# Really want to move abroad



## M.Picken

Ok so we have two young children (1 and 3) and desperatly want to move to italy. We have been to rome, florence and pisa and we just love the country and the people.
I think what we are worried about is the first integral steps to moving abroad. Are there any suggestions to steps to consider. We want to be as organised as possible.
For example any areas ideal for families and any hints to employment issues.
Also property buying and any personal stories of how you made the first steps to becoming an italian citizen.
thank you v much
maggie


----------



## dario

M.Picken said:


> Ok so we have two young children (1 and 3) and desperatly want to move to italy. We have been to rome, florence and pisa and we just love the country and the people.
> I think what we are worried about is the first integral steps to moving abroad. Are there any suggestions to steps to consider. We want to be as organised as possible.
> For example any areas ideal for families and any hints to employment issues.
> Also property buying and any personal stories of how you made the first steps to becoming an italian citizen.
> thank you v much
> maggie


Where to start?
First, its one thing to go on holiday, its another kettle of fish living here.

Italy and italians have a very laid back way of life which is anti rat-race, if compared to London or the likes (I take it your from UK) but to quote a scottish friend of mine who has just bought a seaside flat here to get away from his thameside mayhem workplace, "I'd love to live in Italy but work in England". That more or less sums it up.

If you want that laid back way of life, then the country is ideal, better if away from the city. Then again Italy coutryside means not having all the advantages of the city plus, generally speaking, italian countryside dwellers are not highly cultured, so their ignorance can be an obstacle.
On the up side, I know a few expats with small children who are delighted at the way their children are treated at school, especially in the countryside areas.
On the whole, as in UK, countryside areas are family friendly compared to alineating cities such as Rome or Florence.

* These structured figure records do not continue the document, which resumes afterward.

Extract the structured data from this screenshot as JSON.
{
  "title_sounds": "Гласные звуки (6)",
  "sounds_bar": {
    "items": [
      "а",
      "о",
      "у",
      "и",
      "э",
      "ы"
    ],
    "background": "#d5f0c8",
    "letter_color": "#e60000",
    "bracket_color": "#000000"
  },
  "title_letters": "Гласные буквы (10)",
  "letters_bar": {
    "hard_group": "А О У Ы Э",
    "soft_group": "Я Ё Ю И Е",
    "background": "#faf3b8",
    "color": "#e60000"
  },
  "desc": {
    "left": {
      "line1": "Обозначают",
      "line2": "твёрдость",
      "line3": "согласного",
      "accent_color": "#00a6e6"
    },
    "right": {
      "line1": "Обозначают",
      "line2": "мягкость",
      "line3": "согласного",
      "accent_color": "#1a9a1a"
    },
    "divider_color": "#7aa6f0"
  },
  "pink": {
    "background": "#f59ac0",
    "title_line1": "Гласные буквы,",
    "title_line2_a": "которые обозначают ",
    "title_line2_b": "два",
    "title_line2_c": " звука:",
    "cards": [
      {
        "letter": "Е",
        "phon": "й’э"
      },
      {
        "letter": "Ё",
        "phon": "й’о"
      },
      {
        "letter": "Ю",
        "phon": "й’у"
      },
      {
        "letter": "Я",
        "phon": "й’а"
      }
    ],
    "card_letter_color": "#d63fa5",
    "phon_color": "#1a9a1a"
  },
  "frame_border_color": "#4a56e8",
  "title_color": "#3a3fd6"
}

There would perhaps be a million things to say and I don't know where to start.
If in need get back to me here and we could decide a better means of comunicating, like on Yahoo or similiar.
One thing though. Are you sure you want to make the move? If your in a well paid job, I'd say think not twice but a hundred times before moving.

dario


----------



## M.Picken

Hi there,
Thanks for the response.
Well laid back life is our ideal to be honest. We hate the rat race and we want to see each other a little more. We keep chickens at the mo and love growing veg. I dont work at the moment and my husband is well paid but you can have all the money in the world but not necessarily be happy.
We want to settle into a community and work but not live to work. I'd be happy to do anything. 
My one and only concern is my children. As long as they would be able to go to an italian school then i would be happy. It's also hard to gage where abouts to live.
We spent some time in france this year as it was our secong option but we didn't enjoy the french life as much as we did italy. My husband also used to work in italy a lot and so he has always loved it.
I picked up the language a little and that was 4 days so im sure i can pick it up relatively easy if i was there much longer!
I would love to talk more..
get in touch and tell me how you'd like to talk
maggie


----------



## funkydoll

*Hi Maggie*

We have been planning our move for 2 years and getting more and more frustrated, we had a buyer for our restaurant and house both backed out hence our move has taken so long in the process, now the "Credit Crunch", we have decided to rent our our porperty here in the uk but still need to sell the business alothough we have said that we will take the option B because whether or not it is sold we are leaving in April 09.

We have out son who is 7 in Feb, my husband is Italian and we go home alot to the south so Italy for us is home rather than the uk and for all the points you have raised regarding the reasons for going ours are exactly the same, we want a calmer life with quality and most certainly want to escape the fast lane here, you are absolutely right with all the money it doesn't bring happiness just pain.

We spent about 6 months last year taking flights every 4 weeks to view properties and find where we would like to settle, Palaia or San miniato, we are just trying to gather as much information as possible on the schools, we want our son to engage into Main stream rather than international but I want to get theright school for him, the information provided on the web is far and few between so if you know of any sites I could look at that can provide me with more infomration i would be very interested.

For me Italy offers the whole package, ok all countries have a plus and negative but on paper Italy has more +, the family enviroment is so important to us and ther perception on children is greater than any where else, you know what you can plan as much as possible but it will never be the righ time, you just have to bite the bullet and go as long as you have a base for the first 6 months everything with follow suit.

Where about are you considering moving to?

Larane


----------